Преображенский внимательно посмотрел на меня, потом усмехнулся.
— Интуитивно, говорите? Везет вам с интуицией, молодой человек. И в академии вас, похоже, неплохо обучили, если адепты такие вещи чувствуют. Талант у вас, определенно талант. Не всякий даже опытный целитель так чутко может нащупать точку напряжения и так быстро купировать столь серьезное осложнение.
— Благодарю вас, мастер-целитель, — я снова кивнул. — Но мне, пожалуй, нужно идти. Смена моя давно закончилась, да и сил совсем не осталось.
Мне отчаянно хотелось есть, спать и чтобы меня никто не трогал хотя бы пару часов. Но перед тем как уйти, я сделал вид, что хочу последний раз взглянуть на Сеньку через смотровое окошко.

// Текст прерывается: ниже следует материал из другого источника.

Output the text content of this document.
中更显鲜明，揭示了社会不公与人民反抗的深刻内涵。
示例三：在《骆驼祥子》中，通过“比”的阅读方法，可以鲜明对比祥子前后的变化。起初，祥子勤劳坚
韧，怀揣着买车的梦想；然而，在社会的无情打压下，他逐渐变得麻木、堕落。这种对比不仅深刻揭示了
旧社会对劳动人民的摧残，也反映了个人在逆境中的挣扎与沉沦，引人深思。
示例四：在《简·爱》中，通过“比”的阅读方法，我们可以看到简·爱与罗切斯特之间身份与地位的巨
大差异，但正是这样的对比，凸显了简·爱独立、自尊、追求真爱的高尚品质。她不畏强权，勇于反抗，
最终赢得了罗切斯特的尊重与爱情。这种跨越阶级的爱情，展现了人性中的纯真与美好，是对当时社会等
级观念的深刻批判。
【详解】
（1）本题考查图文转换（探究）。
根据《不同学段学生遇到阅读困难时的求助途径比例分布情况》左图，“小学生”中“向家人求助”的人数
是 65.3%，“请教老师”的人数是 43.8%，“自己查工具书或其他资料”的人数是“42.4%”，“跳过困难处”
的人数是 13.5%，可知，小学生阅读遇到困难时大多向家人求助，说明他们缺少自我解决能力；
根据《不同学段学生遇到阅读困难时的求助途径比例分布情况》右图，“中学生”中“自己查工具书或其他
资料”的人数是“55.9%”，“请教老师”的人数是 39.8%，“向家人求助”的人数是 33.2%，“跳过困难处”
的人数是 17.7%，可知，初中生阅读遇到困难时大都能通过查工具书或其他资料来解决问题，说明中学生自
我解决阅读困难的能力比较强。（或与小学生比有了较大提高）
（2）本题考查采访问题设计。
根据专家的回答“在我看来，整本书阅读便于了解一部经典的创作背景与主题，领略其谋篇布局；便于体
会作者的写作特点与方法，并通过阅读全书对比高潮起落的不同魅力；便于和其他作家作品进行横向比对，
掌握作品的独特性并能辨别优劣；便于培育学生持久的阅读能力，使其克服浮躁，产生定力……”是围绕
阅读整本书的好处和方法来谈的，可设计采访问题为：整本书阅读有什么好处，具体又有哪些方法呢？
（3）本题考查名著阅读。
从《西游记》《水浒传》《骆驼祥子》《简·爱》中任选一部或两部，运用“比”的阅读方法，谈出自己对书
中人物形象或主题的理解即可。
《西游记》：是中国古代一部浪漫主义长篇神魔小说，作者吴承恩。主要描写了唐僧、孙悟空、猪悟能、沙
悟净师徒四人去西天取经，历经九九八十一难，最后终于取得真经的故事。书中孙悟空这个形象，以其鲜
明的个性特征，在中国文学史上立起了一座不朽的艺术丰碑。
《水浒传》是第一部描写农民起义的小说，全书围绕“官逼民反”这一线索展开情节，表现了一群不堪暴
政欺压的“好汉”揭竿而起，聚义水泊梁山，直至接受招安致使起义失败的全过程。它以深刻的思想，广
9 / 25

На самом деле, это было прикрытие для Конюхова и Преображенского.
Я искал взглядом своего нового, неожиданного знакомого — того самого говорящего бурундука. Но его и след простыл. Ни на лампе, ни на шкафах, нигде в операционной его больше не было. Словно привиделся. Или он просто решил, что его миссия на сегодня выполнена, и отправился по своим, бурундучьим, делам.
Конюхов отправился оповещать родителей, а я побрел в раздевалку на ватных ногах, голова гудела, как трансформаторная будка. В ушах все еще стоял писк медицинских приборов и скрипучий голос этого… бурундука. Что это вообще было? Галлюцинация от переутомления?